Tribune
Avec la crise sanitaire, les entreprises doivent repenser la notion de lieu de travail, en intégrant les nouvelles façons de travailler à distance. Il y a urgence.

Port du masque au bureau et distanciation sociale : les mesures sanitaires du gouvernement percutent à nouveau l’entreprise. Et ce confinement à l’extérieur devrait durer, au moins dans les nouvelles zones rouges. Monde d’avant, pendant ou d’après, peu importe finalement. L’entreprise durable doit prendre la mesure de la contrainte pandémique – risque qu’il faudra bientôt assurer – et s’adapter. Le gouvernement l’a compris en demandant aux partenaires sociaux de négocier sur le télétravail. Les syndicats veulent le généraliser, les employeurs, l’encourager.

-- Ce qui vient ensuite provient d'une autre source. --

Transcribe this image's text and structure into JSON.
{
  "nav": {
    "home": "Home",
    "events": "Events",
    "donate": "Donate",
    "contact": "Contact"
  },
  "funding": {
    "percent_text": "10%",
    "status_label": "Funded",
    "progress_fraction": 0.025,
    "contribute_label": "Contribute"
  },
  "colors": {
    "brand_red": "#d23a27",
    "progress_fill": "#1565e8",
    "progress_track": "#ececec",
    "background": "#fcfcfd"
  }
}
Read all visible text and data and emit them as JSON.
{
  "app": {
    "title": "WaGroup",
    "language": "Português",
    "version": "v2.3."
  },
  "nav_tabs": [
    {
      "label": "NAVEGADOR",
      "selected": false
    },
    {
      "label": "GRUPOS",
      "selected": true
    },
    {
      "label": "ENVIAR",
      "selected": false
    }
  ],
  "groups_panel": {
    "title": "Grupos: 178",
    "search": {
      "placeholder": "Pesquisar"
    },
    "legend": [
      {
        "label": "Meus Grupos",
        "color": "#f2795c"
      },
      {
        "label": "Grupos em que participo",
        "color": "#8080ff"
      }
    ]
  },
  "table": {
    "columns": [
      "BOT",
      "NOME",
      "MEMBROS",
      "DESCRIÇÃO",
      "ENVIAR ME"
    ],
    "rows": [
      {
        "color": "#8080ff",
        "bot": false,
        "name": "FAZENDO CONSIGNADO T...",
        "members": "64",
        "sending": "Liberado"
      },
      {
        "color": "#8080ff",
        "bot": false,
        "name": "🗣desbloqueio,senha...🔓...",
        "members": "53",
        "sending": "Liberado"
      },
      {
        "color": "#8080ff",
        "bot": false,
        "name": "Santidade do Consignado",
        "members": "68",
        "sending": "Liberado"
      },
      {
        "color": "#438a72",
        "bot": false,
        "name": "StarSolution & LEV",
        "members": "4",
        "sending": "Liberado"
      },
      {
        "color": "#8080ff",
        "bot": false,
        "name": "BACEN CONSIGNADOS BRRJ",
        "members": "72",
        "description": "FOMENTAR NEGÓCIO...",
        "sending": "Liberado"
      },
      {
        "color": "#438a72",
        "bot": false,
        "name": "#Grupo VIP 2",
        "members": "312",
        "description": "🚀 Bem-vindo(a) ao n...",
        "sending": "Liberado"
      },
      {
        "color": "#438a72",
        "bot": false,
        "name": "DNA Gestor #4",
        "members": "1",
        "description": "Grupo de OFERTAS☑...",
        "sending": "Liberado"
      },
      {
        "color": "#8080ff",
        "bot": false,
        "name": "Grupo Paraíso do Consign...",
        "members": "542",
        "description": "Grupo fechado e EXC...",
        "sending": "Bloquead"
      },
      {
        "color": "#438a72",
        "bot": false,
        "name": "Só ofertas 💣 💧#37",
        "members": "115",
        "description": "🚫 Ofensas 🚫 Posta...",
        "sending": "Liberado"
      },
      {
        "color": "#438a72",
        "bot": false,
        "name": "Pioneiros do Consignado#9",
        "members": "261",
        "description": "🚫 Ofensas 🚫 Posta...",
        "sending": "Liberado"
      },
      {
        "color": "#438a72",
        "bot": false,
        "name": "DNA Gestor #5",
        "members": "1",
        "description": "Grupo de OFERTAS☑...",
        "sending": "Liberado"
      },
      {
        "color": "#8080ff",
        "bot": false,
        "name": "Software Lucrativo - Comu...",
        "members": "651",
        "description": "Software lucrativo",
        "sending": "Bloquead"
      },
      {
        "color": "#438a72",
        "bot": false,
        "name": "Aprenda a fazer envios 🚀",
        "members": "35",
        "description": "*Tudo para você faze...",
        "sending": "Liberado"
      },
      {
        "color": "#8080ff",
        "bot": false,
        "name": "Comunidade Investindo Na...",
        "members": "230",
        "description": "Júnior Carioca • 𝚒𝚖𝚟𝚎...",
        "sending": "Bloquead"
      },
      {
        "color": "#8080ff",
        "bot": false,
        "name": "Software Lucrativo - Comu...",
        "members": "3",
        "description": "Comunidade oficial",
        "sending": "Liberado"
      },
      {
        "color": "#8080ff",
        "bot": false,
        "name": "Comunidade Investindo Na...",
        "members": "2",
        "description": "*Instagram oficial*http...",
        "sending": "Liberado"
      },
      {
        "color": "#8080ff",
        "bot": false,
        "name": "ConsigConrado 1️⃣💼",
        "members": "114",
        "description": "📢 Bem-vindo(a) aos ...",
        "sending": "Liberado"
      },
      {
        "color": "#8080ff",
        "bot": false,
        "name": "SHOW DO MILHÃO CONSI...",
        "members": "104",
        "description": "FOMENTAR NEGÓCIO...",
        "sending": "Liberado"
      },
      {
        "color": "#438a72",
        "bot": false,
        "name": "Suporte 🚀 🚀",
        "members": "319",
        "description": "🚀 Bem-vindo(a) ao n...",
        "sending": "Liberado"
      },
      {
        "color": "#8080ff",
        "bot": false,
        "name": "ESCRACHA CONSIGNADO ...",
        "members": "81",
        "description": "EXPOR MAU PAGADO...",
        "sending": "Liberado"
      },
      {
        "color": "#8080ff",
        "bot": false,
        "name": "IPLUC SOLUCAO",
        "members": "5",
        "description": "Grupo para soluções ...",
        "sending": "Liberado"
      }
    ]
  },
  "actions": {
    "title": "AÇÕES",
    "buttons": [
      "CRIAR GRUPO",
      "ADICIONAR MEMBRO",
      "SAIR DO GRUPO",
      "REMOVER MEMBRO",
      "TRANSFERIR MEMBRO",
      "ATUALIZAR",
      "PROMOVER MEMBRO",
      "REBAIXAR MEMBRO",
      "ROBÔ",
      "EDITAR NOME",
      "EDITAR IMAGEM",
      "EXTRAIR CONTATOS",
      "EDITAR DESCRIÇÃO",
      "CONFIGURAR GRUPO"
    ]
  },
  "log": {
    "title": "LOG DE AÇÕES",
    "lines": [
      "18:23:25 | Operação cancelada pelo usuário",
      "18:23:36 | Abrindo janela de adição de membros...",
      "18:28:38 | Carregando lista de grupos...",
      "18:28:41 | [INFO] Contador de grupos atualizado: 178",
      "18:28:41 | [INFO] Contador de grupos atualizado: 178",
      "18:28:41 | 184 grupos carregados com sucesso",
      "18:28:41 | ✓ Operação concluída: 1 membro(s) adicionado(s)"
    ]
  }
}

Querelle sémantique ? Pas seulement. Le contexte pandémique pose la question de la productivité dans un contexte de limitation des flux de circulation lié au risque de contagion sur le lieu de travail. Le président du Medef a d’ailleurs exprimé ses craintes, le télétravail ne devant pas servir d’alibi à une nouvelle baisse du temps de travail, voire à une semaine de quatre jours qui ne dirait pas son nom… Le collectif de travail qu’est l’entreprise peut-il se maintenir sérieusement dans la durée sans collectif présentiel ? Le travail finalement sans lieu de travail est-il possible ?

Ce future of work s’invite dans notre quotidien en passant par la case crise. Certains médias avaient titré avant le confinement que cette vaste réflexion sur l’avenir du travail se révélerait finalement décevante. C’est pourtant tout le contraire car du mode de gouvernance va dépendre l’organisation spatiale d’une entreprise, si ce n’est l’inverse, virus oblige.

Système à bout de souffle

Jusqu’ici, à l’idée d’entreprise correspondaient unité de lieu, unité de temps et unité d’action. On ne travaillait bien que dans le temps dévolu au travail sur un lieu de travail donné, au service d’un objectif productif. Notre droit du travail campe toujours sur cette conception postée, née de l’industrie. L’entreprise-lieu unique avait aussi pour but inavoué de mettre en scène le pouvoir. Un département mesurait son importance à l’espace occupé. Voir et être vu devenait une des raisons d’être des quartiers généraux d’entreprise, au point de perdre de vue la vraie raison d’être.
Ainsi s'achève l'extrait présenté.